# Chapter 1

In [9]:
# Compact English pipeline
from spacy.lang.en import English

# Preprocessing English pipeline instantiation
nlp = English()

# Preprocessed nlp
doc = nlp('Hello world!')

# Iterating over token texts if Doc
print([token.text for token in doc])

# Iterate over spesific token in Doc
print('Token at position 1:', doc[1].text)

# Iterate over a span in DOc
print('Span 1-3:', doc[1:3].text)

['Hello', 'world', '!']
Token at position 1: world
Span 1-3: world!


In [12]:
from spacy.lang.en import English

nlp = English()

doc = nlp('It costs $5.')

for token in doc:
    print(token.text, token.is_alpha, token.is_punct, token.is_stop, sep = '\t')

It	True	False	True
costs	True	False	False
$	False	False	False
5	False	False	False
.	False	True	False


In [17]:
import spacy
from spacy import displacy

nlp = spacy.load('en_core_web_sm')

doc = nlp('She ate the pizza')

for token in doc:
    print(token.text, token.pos_, token.dep_, token.head.text, sep = '\t')
    
displacy.render(doc, style = 'dep')

She	PRON	nsubj	ate
ate	VERB	ROOT	ate
the	DET	det	pizza
pizza	NOUN	dobj	ate


In [25]:
doc = nlp('Apple is looking at buying U.K. startup for $1 billion')

for ent in doc.ents:
    print(ent.text, ent.label, sep = '\t')
    
print('NNP:', spacy.explain('NNP'))

Apple	383
U.K.	384
$1 billion	394
NNP: noun, proper singular


In [39]:
from spacy.matcher import Matcher
import spacy

nlp = spacy.load('en_core_web_sm')

matcher = Matcher(nlp.vocab)

pattern = [{"TEXT": "iPhone"}, {"TEXT": "X"}]
matcher.add("IPHONE_PATTERN", [pattern])

# Process some text
doc = nlp("Upcoming iPhone X release date leaked")

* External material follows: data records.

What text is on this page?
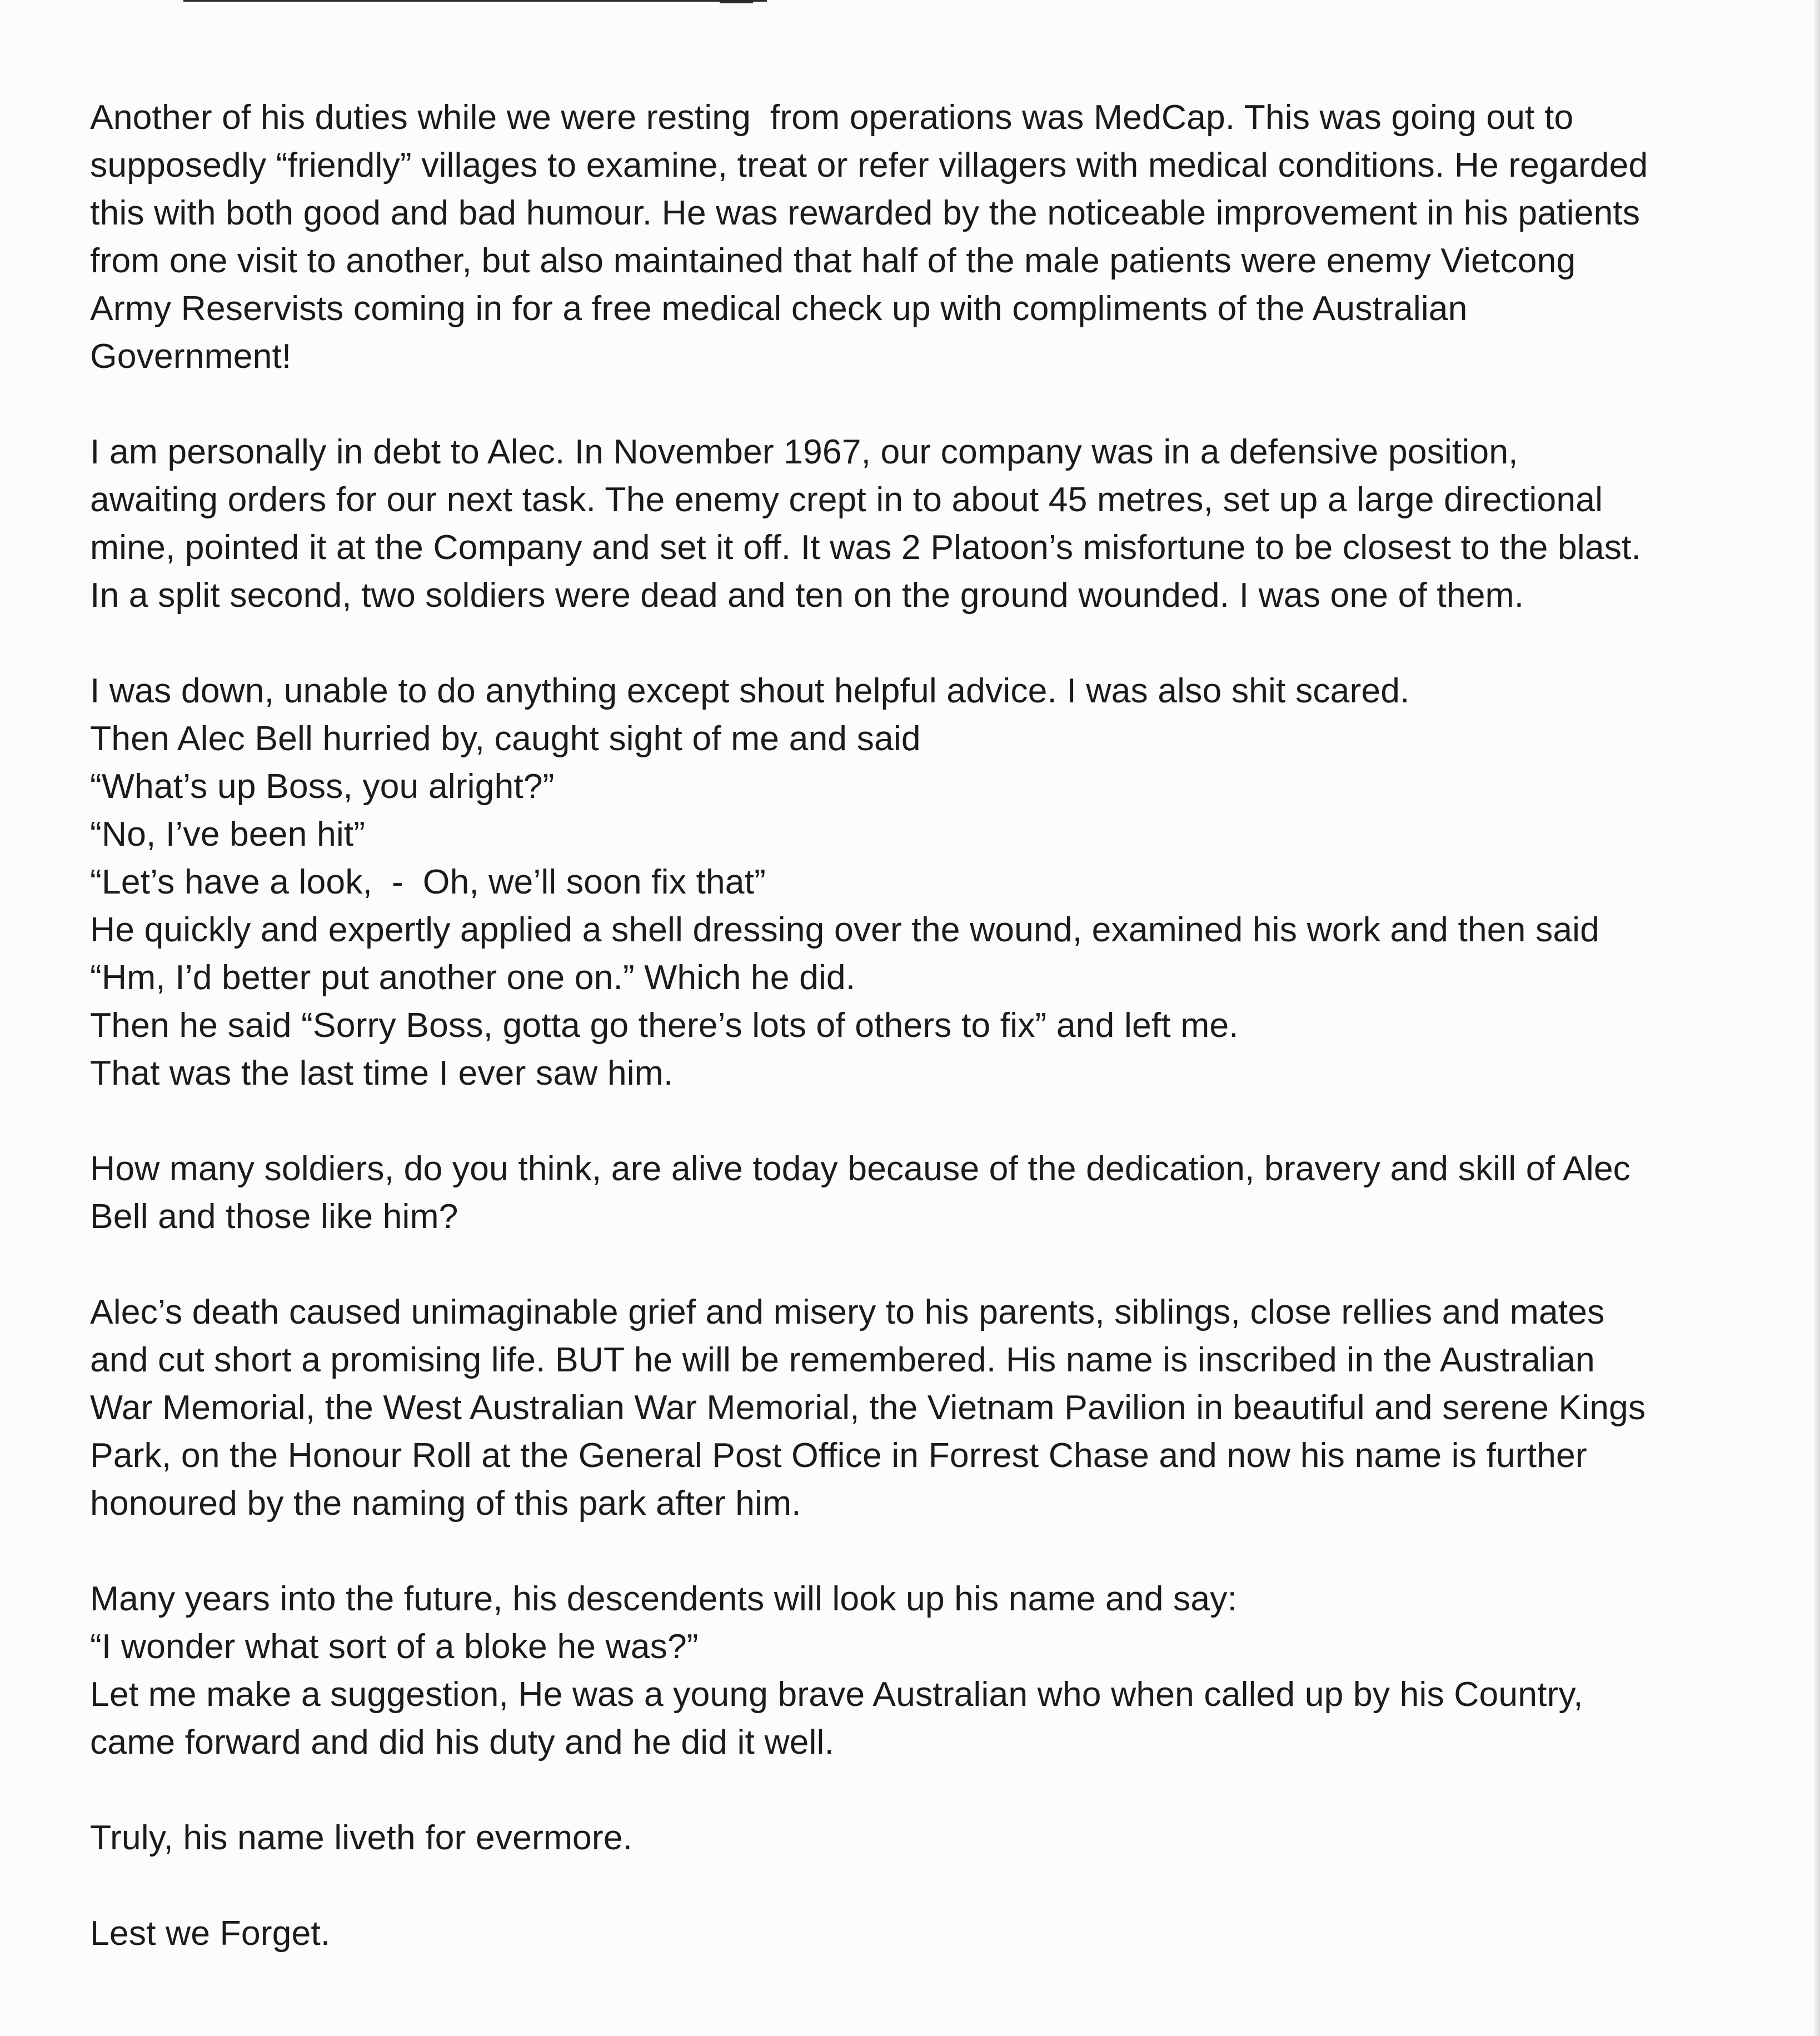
Another of his duties while we were resting  from operations was MedCap. This was going out to
supposedly “friendly” villages to examine, treat or refer villagers with medical conditions. He regarded
this with both good and bad humour. He was rewarded by the noticeable improvement in his patients
from one visit to another, but also maintained that half of the male patients were enemy Vietcong
Army Reservists coming in for a free medical check up with compliments of the Australian
Government!
I am personally in debt to Alec. In November 1967, our company was in a defensive position,
awaiting orders for our next task. The enemy crept in to about 45 metres, set up a large directional
mine, pointed it at the Company and set it off. It was 2 Platoon’s misfortune to be closest to the blast.
In a split second, two soldiers were dead and ten on the ground wounded. I was one of them.
I was down, unable to do anything except shout helpful advice. I was also shit scared.
Then Alec Bell hurried by, caught sight of me and said
“What’s up Boss, you alright?”
“No, I’ve been hit”
“Let’s have a look,  -  Oh, we’ll soon fix that”
He quickly and expertly applied a shell dressing over the wound, examined his work and then said
“Hm, I’d better put another one on.” Which he did.
Then he said “Sorry Boss, gotta go there’s lots of others to fix” and left me.
That was the last time I ever saw him.
How many soldiers, do you think, are alive today because of the dedication, bravery and skill of Alec
Bell and those like him?
Alec’s death caused unimaginable grief and misery to his parents, siblings, close rellies and mates
and cut short a promising life. BUT he will be remembered. His name is inscribed in the Australian
War Memorial, the West Australian War Memorial, the Vietnam Pavilion in beautiful and serene Kings
Park, on the Honour Roll at the General Post Office in Forrest Chase and now his name is further
honoured by the naming of this park after him.
Many years into the future, his descendents will look up his name and say:
“I wonder what sort of a bloke he was?”
Let me make a suggestion, He was a young brave Australian who when called up by his Country,
came forward and did his duty and he did it well.
Truly, his name liveth for evermore.
Lest we Forget.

# Call the matcher on the doc
matches = matcher(doc)

for match_id, start, end in matches:
    print(doc[start: end])

iPhone X


In [44]:
pattern = [
    {"IS_DIGIT": True},
    {"LOWER": "fifa"},
    {"LOWER": "world"},
    {"LOWER": "cup"},
    {"IS_PUNCT": True}
]

matcher = Matcher(nlp.vocab)

doc = nlp("2018 FIFA World Cup: France won!")

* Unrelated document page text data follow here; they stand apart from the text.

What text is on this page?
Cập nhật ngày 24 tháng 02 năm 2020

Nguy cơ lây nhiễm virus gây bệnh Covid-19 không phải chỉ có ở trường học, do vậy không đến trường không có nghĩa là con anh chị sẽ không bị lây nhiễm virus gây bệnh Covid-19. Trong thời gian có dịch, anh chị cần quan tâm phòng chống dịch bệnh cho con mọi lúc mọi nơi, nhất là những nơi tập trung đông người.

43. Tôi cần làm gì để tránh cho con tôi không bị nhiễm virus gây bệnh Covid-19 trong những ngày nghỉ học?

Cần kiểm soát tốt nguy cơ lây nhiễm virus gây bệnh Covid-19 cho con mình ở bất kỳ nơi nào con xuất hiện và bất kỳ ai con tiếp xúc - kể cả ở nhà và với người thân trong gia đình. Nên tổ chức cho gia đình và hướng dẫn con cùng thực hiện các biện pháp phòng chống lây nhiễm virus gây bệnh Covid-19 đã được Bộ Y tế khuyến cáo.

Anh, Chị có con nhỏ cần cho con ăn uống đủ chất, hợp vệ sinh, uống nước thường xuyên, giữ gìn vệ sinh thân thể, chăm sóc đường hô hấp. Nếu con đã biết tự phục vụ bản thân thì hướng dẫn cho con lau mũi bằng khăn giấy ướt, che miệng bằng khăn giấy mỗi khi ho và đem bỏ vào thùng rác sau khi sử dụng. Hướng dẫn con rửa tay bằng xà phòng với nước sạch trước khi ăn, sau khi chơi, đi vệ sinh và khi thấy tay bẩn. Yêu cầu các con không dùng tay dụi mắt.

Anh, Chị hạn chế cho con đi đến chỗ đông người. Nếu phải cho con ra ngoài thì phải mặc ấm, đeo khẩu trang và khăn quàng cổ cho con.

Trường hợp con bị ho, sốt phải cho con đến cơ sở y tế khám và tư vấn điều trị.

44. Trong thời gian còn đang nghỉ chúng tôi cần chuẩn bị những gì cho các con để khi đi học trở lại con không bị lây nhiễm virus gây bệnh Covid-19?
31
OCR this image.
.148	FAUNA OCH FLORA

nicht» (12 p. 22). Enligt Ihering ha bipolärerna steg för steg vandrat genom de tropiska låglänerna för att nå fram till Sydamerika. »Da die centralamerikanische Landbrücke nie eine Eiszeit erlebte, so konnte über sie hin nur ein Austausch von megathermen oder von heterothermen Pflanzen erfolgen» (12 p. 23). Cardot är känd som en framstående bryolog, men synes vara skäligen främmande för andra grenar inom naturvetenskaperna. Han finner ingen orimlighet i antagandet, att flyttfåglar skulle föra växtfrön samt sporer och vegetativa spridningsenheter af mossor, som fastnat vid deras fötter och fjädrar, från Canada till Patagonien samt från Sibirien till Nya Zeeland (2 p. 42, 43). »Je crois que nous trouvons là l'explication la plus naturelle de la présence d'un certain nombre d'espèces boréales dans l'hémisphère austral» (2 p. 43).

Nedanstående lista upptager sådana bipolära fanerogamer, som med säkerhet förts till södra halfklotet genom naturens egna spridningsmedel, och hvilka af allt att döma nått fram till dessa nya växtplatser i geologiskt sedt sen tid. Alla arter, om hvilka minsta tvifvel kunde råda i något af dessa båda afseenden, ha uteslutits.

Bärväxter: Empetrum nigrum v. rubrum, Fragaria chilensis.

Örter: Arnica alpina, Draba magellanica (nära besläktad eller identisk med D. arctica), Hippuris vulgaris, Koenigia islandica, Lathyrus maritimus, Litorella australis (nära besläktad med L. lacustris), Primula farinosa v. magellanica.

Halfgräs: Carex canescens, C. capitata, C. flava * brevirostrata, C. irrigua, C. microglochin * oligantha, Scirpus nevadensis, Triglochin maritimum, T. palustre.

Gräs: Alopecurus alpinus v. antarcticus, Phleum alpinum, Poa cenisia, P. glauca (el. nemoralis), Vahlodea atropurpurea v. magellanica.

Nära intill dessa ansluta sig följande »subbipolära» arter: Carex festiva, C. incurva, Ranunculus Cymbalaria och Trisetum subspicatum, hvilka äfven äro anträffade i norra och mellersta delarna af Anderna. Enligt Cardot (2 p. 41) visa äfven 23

matcher.add("IPHONE_PATTERN", [pattern])

# Call the matcher on the doc
matches = matcher(doc)

for match_id, start, end in matches:
    print(doc[start: end])

2018 FIFA World Cup:


In [45]:
pattern = [
    {"LEMMA": "buy"},
    {"POS": "DET", "OP": "?"},  # optional: match 0 or 1 times
    {"POS": "NOUN"}
]

matcher = Matcher(nlp.vocab)

doc = nlp("I bought a smartphone. Now I'm buying apps.")

matcher.add("IPHONE_PATTERN", [pattern])

# Call the matcher on the doc
matches = matcher(doc)

for match_id, start, end in matches:
    print(doc[start: end])

bought a smartphone
buying apps